Considering the pitfalls due to the non-regulation of the sector, the Parliament of India decided to bring about a proper law to control and regulate surrogacy. The Surrogacy (Regulation) Bill was presented in 2016 and after two years of debates and the bill was passed in 2018. When the legal and medical professionals waited to see a proper law in this regard, they were taken aback with its lacunae.

The bill has banned commercial surrogacy and only allows altruistic surrogacy (that is, no financial rewards can be taken by the surrogate mother except the medical expenses!). The bill holds that surrogate mother and couple should be close relatives. Hitting hard on medical tourism, the bill disallows foreign couple from seeking surrogacy in India.

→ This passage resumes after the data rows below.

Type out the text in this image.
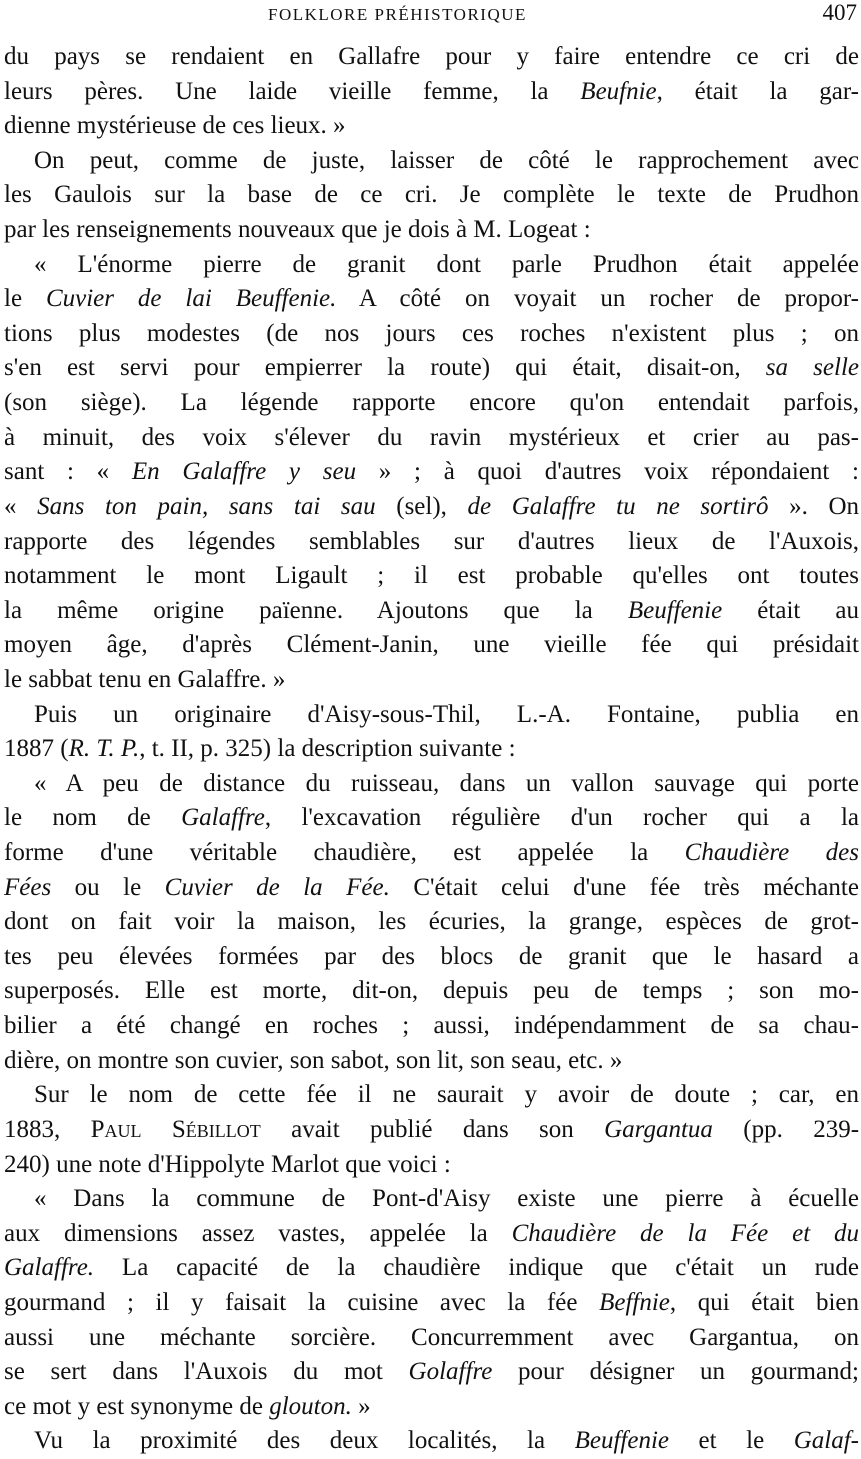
FOLKLORE PRÉHISTORIQUE	407
du pays se rendaient en Gallafre pour y faire entendre ce cri de
leurs pères. Une laide vieille femme, la Beufnie, était la gar-
dienne mystérieuse de ces lieux. »
On peut, comme de juste, laisser de côté le rapprochement avec
les Gaulois sur la base de ce cri. Je complète le texte de Prudhon
par les renseignements nouveaux que je dois à M. Logeat :
« L'énorme pierre de granit dont parle Prudhon était appelée
le Cuvier de lai Beuffenie. A côté on voyait un rocher de propor-
tions plus modestes (de nos jours ces roches n'existent plus ; on
s'en est servi pour empierrer la route) qui était, disait-on, sa selle
(son siège). La légende rapporte encore qu'on entendait parfois,
à minuit, des voix s'élever du ravin mystérieux et crier au pas-
sant : « En Galaffre y seu » ; à quoi d'autres voix répondaient :
« Sans ton pain, sans tai sau (sel), de Galaffre tu ne sortirô ». On
rapporte des légendes semblables sur d'autres lieux de l'Auxois,
notamment le mont Ligault ; il est probable qu'elles ont toutes
la même origine païenne. Ajoutons que la Beuffenie était au
moyen âge, d'après Clément-Janin, une vieille fée qui présidait
le sabbat tenu en Galaffre. »
Puis un originaire d'Aisy-sous-Thil, L.-A. Fontaine, publia en
1887 (R. T. P., t. II, p. 325) la description suivante :
« A peu de distance du ruisseau, dans un vallon sauvage qui porte
le nom de Galaffre, l'excavation régulière d'un rocher qui a la
forme d'une véritable chaudière, est appelée la Chaudière des
Fées ou le Cuvier de la Fée. C'était celui d'une fée très méchante
dont on fait voir la maison, les écuries, la grange, espèces de grot-
tes peu élevées formées par des blocs de granit que le hasard a
superposés. Elle est morte, dit-on, depuis peu de temps ; son mo-
bilier a été changé en roches ; aussi, indépendamment de sa chau-
dière, on montre son cuvier, son sabot, son lit, son seau, etc. »
Sur le nom de cette fée il ne saurait y avoir de doute ; car, en
1883, Paul Sébillot avait publié dans son Gargantua (pp. 239-
240) une note d'Hippolyte Marlot que voici :
« Dans la commune de Pont-d'Aisy existe une pierre à écuelle
aux dimensions assez vastes, appelée la Chaudière de la Fée et du
Galaffre. La capacité de la chaudière indique que c'était un rude
gourmand ; il y faisait la cuisine avec la fée Beffnie, qui était bien
aussi une méchante sorcière. Concurremment avec Gargantua, on
se sert dans l'Auxois du mot Golaffre pour désigner un gourmand;
ce mot y est synonyme de glouton. »
Vu la proximité des deux localités, la Beuffenie et le Galaf-
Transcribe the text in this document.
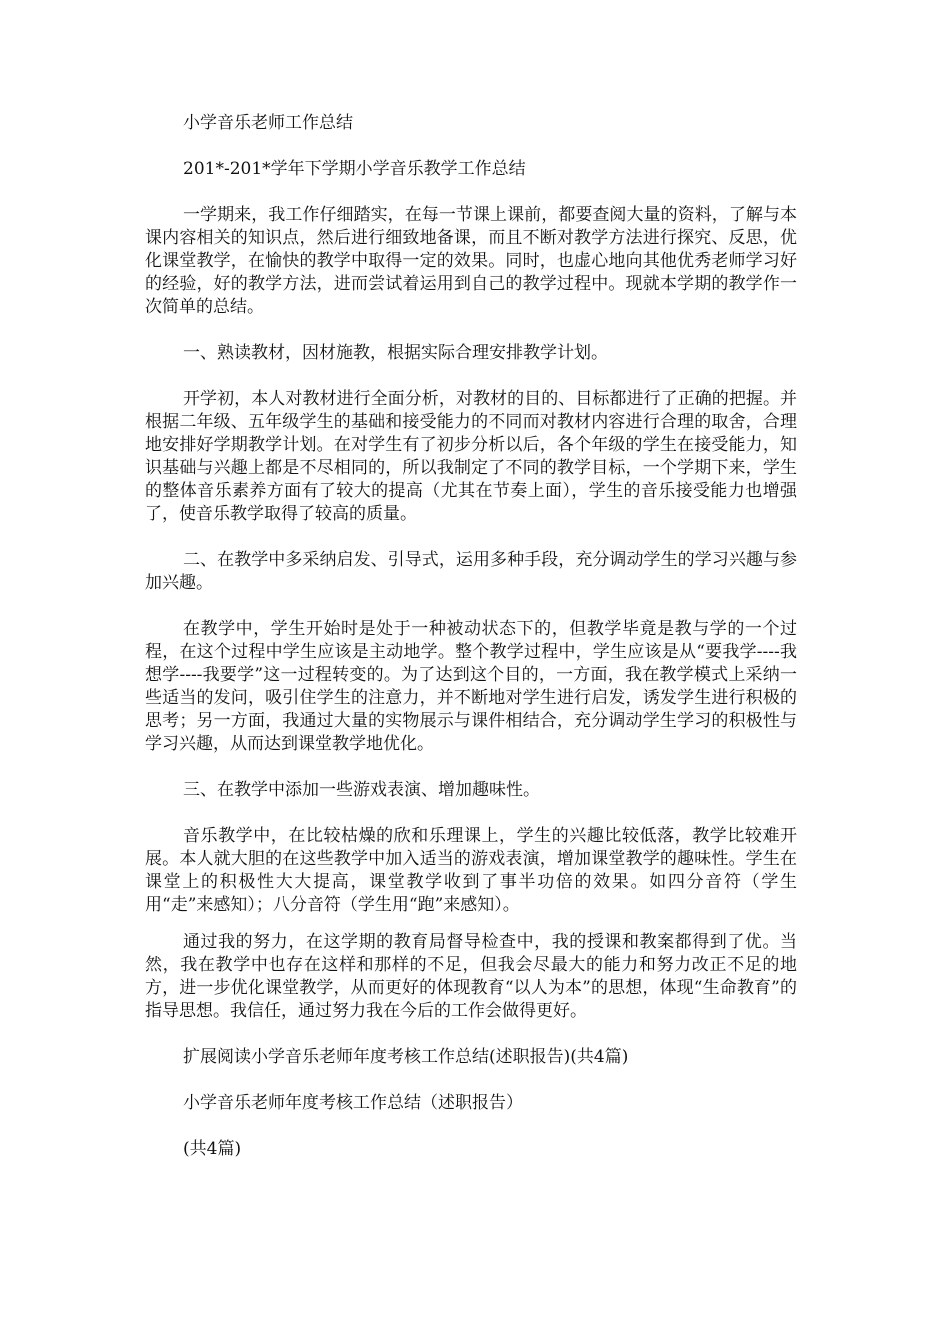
小学音乐老师工作总结

201*-201*学年下学期小学音乐教学工作总结

一学期来，我工作仔细踏实，在每一节课上课前，都要查阅大量的资料，了解与本课内容相关的知识点，然后进行细致地备课，而且不断对教学方法进行探究、反思，优化课堂教学，在愉快的教学中取得一定的效果。同时，也虚心地向其他优秀老师学习好的经验，好的教学方法，进而尝试着运用到自己的教学过程中。现就本学期的教学作一次简单的总结。

一、熟读教材，因材施教，根据实际合理安排教学计划。

开学初，本人对教材进行全面分析，对教材的目的、目标都进行了正确的把握。并根据二年级、五年级学生的基础和接受能力的不同而对教材内容进行合理的取舍，合理地安排好学期教学计划。在对学生有了初步分析以后，各个年级的学生在接受能力，知识基础与兴趣上都是不尽相同的，所以我制定了不同的教学目标，一个学期下来，学生的整体音乐素养方面有了较大的提高（尤其在节奏上面），学生的音乐接受能力也增强了，使音乐教学取得了较高的质量。

二、在教学中多采纳启发、引导式，运用多种手段，充分调动学生的学习兴趣与参加兴趣。

在教学中，学生开始时是处于一种被动状态下的，但教学毕竟是教与学的一个过程，在这个过程中学生应该是主动地学。整个教学过程中，学生应该是从“要我学----我想学----我要学”这一过程转变的。为了达到这个目的，一方面，我在教学模式上采纳一些适当的发问，吸引住学生的注意力，并不断地对学生进行启发，诱发学生进行积极的思考；另一方面，我通过大量的实物展示与课件相结合，充分调动学生学习的积极性与学习兴趣，从而达到课堂教学地优化。

三、在教学中添加一些游戏表演、增加趣味性。

音乐教学中，在比较枯燥的欣和乐理课上，学生的兴趣比较低落，教学比较难开展。本人就大胆的在这些教学中加入适当的游戏表演，增加课堂教学的趣味性。学生在课堂上的积极性大大提高，课堂教学收到了事半功倍的效果。如四分音符（学生用“走”来感知）；八分音符（学生用“跑”来感知）。

通过我的努力，在这学期的教育局督导检查中，我的授课和教案都得到了优。当然，我在教学中也存在这样和那样的不足，但我会尽最大的能力和努力改正不足的地方，进一步优化课堂教学，从而更好的体现教育“以人为本”的思想，体现“生命教育”的指导思想。我信任，通过努力我在今后的工作会做得更好。

扩展阅读小学音乐老师年度考核工作总结(述职报告)(共4篇)

小学音乐老师年度考核工作总结（述职报告）

(共4篇)
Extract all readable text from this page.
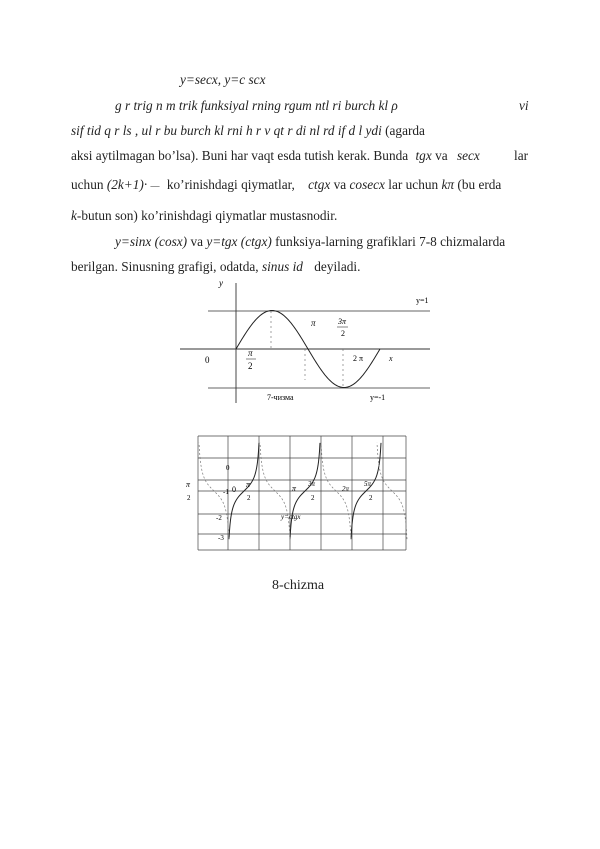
y=secx, y=c scx
g r trig n m trik funksiyal rning rgum ntl ri burch kl ρ	vi
sif tid q r ls , ul r bu burch kl rni h r v qt r di nl rd if d l ydi (agarda
aksi aytilmagan bo’lsa). Buni har vaqt esda tutish kerak. Bunda tgx va secx	lar
uchun (2k+1)· — ko’rinishdagi qiymatlar, ctgx va cosecx lar uchun kπ (bu erda
k-butun son) ko’rinishdagi qiymatlar mustasnodir.
y=sinx (cosx) va y=tgx (ctgx) funksiya-larning grafiklari 7-8 chizmalarda
berilgan. Sinusning grafigi, odatda, sinus id deyiladi.
y
x
0
π
2
π	3π
2
2 π
y=1
y=-1
7-чизма
π
2
0
-1 0
π
2
π 3π
2
2π
5π
2
-2
-3
y=ctgx
8-chizma
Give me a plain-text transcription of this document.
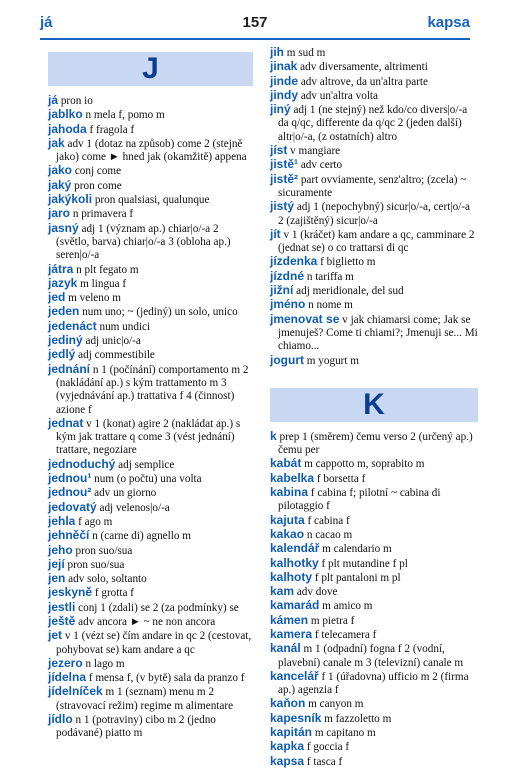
já	157	kapsa
J

já pron io

jablko n mela f, pomo m

jahoda f fragola f

jak adv 1 (dotaz na způsob) come 2 (stejně jako) come ► hned jak (okamžitě) appena

jako conj come

jaký pron come

jakýkoli pron qualsiasi, qualunque

jaro n primavera f

jasný adj 1 (význam ap.) chiar|o/-a 2 (světlo, barva) chiar|o/-a 3 (obloha ap.) seren|o/-a

játra n plt fegato m

jazyk m lingua f

jed m veleno m

jeden num uno; ~ (jediný) un solo, unico

jedenáct num undici

jediný adj unic|o/-a

jedlý adj commestibile

jednání n 1 (počínání) comportamento m 2 (nakládání ap.) s kým trattamento m 3 (vyjednávání ap.) trattativa f 4 (činnost) azione f

jednat v 1 (konat) agire 2 (nakládat ap.) s kým jak trattare q come 3 (vést jednání) trattare, negoziare

jednoduchý adj semplice

jednou¹ num (o počtu) una volta

jednou² adv un giorno

jedovatý adj velenos|o/-a

jehla f ago m

jehněčí n (carne di) agnello m

jeho pron suo/sua

její pron suo/sua

jen adv solo, soltanto

jeskyně f grotta f

jestli conj 1 (zdali) se 2 (za podmínky) se

ještě adv ancora ► ~ ne non ancora

jet v 1 (vézt se) čím andare in qc 2 (cestovat, pohybovat se) kam andare a qc

jezero n lago m

jídelna f mensa f, (v bytě) sala da pranzo f

jídelníček m 1 (seznam) menu m 2 (stravovací režim) regime m alimentare

jídlo n 1 (potraviny) cibo m 2 (jedno podávané) piatto m

jih m sud m

jinak adv diversamente, altrimenti

jinde adv altrove, da un'altra parte

jindy adv un'altra volta

jiný adj 1 (ne stejný) než kdo/co divers|o/-a da q/qc, differente da q/qc 2 (jeden další) altr|o/-a, (z ostatních) altro

jíst v mangiare

jistě¹ adv certo

jistě² part ovviamente, senz'altro; (zcela) ~ sicuramente

jistý adj 1 (nepochybný) sicur|o/-a, cert|o/-a 2 (zajištěný) sicur|o/-a

jít v 1 (kráčet) kam andare a qc, camminare 2 (jednat se) o co trattarsi di qc

jízdenka f biglietto m

jízdné n tariffa m

jižní adj meridionale, del sud

jméno n nome m

jmenovat se v jak chiamarsi come; Jak se jmenuješ? Come ti chiami?; Jmenuji se... Mi chiamo...

jogurt m yogurt m

K

k prep 1 (směrem) čemu verso 2 (určený ap.) čemu per

kabát m cappotto m, soprabito m

kabelka f borsetta f

kabina f cabina f; pilotní ~ cabina di pilotaggio f

kajuta f cabina f

kakao n cacao m

kalendář m calendario m

kalhotky f plt mutandine f pl

kalhoty f plt pantaloni m pl

kam adv dove

kamarád m amico m

kámen m pietra f

kamera f telecamera f

kanál m 1 (odpadní) fogna f 2 (vodní, plavební) canale m 3 (televizní) canale m

kancelář f 1 (úřadovna) ufficio m 2 (firma ap.) agenzia f

kaňon m canyon m

kapesník m fazzoletto m

kapitán m capitano m

kapka f goccia f

kapsa f tasca f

To everyone's surprise, the bill only allows Indian heterosexual couple to opt for surrogacy in case they are infertile. When the Supreme Court has granted gender status and equal fundamental rights to homosexuals and transgenders, how can the Parliament bring a bill that denies the fundamental right of reproductive choice to them? How many heterosexual childless couples can find surrogate mothers within their families, and that too on an altruistic basis? If one is ready, will the stigma around surrogacy let her go forward with her decision? If you think adoption is the way out, why should couples who have a chance of getting genetically related children leave that option and go for adoption?

Live-in relationships have been conferred the status of marriage by the apex court and barring them from opting for surrogacy reflects another side of moral policing.

Remedial measures

When the surrogacy industry has grown so much and Government puts a ban on it now, it won't and can't be stopped and it will run illegally. This will give rise to more complications and challenges. Thus, laws should be made to cover the loopholes and lacunae instead of banning the whole process.

When I asked a surrogate mother who preferred to remain anonymous, during my field research about her view on this new bill (she knew it only when I told her though!), she told me, "If the Government is to take away my last chance to earn some money to look after my family and protect my children from starvation, let them give me a proper means to run my household and eradicate the poverty that is already killing us."

The stigma towards surrogacy can only be removed by imparting proper sex and gender education right from the school level and conducting awareness programs about the procedures and medical interventions involved, especially in rural areas.

(The author had attended the 2nd International Conference on 'Bioethics in the New Age of Science' hosted by the University of Szeged in Hungary.)